As a solution, I would suggest to have a dedicated builder class that takes the
current constructor parameters and (optional) the state handles to restore.
Then, this class constructs and intializes all dependencies, and dependencies
are only passed to the new {{RocksDBKeyedStateBackend}} constructor that does
no other work besided assigning dependencies to fields.
With this change, I would also extract the different restore strategies for
incremental and full snapshots out of the main class, into their own classes.
They will then be used in the newly introduced builder from the previous step.
> Refactor object construction/inititlization/restore code
> --------------------------------------------------------
>
> Key: FLINK-10043
> URL: https://issues.apache.org/jira/browse/FLINK-10043
> Project: Flink
> Issue Type: Sub-task
> Reporter: Stefan Richter
> Assignee: Stefan Richter
> Priority: Major
>
> Currently, the constructor of {{RocksDBKeyedStateBackend}} has the following
> shortcomings:
> - It does creation and cleanup of some directories and files. This makes it
> harder to unit-test because dependencies are created in the constructor and
> not passed in from outside.
> - It leaves many important fields uninitialized and more methods e.g.

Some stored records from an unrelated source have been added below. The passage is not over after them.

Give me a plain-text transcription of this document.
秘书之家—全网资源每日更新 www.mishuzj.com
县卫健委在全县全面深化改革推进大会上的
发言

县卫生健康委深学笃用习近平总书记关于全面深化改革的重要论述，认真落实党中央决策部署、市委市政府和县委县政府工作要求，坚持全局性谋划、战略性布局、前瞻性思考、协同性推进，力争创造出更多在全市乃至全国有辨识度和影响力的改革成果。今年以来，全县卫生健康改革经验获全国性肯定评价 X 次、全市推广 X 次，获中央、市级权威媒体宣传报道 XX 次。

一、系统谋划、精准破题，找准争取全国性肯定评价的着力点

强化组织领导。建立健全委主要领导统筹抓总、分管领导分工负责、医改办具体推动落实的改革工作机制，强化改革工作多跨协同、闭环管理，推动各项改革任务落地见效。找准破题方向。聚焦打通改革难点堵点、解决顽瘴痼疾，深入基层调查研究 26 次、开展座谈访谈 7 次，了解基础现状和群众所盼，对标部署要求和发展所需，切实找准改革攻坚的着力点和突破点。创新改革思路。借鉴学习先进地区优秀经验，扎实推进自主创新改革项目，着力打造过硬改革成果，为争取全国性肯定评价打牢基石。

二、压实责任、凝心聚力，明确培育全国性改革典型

> {{restore}} _have_ to be called before the backend object is fully
> constructed. This is error-prone in many ways and hard to unit-test. I think
> the origin of this problem was introducing incremental snapshots, because in
> this case, we can only open a RocksDB instance AFTER the restore code was
> executed and restored the working directory.
> As a solution, I would suggest to have a dedicated builder class that takes
> the current constructor parameters and (optional) the state handles to
> restore. Then, this class constructs and intializes all required objects, and
> those objects are only passed to the new {{RocksDBKeyedStateBackend}}
> constructor that does no other work besided assigning dependencies to fields.
> With this change, I would also extract the different restore strategies for
> incremental and full snapshots out of the backend's main class, into their
> own classes. They will then be used in the newly introduced builder from the
> previous step. This builder would receive all objects that currently go into
> the constructor and the restore method. It should create all directories, and
> (if applicable) download state, create and restore a RocksDB instance object,
> create and register states. Everything concerning the construction of
> collaboratores for the backend should go into the builder and the backend
> main class should can simply receive all collaboratores and assign them to
> final fields.
> One detail to concider for the builder is that all resources for
> collaboratores should be created and initialized in a
> resource-acquisition-is-initialization (RAII) style, in particular because
> some of them are backed by native (JNI) objects: If we fail to create a
> resource during the process, all previously created resources should properly
> be released and de-allocated. Releasing/De-allocation should happen in the
> excact inverse order of creation, to avoid any transitive double-frees in the
> native code. Only when all resources are created, the builder will create the
> main backend object, so again that the constuctor does not have to deal with
> any fault handling or cleanup-logic.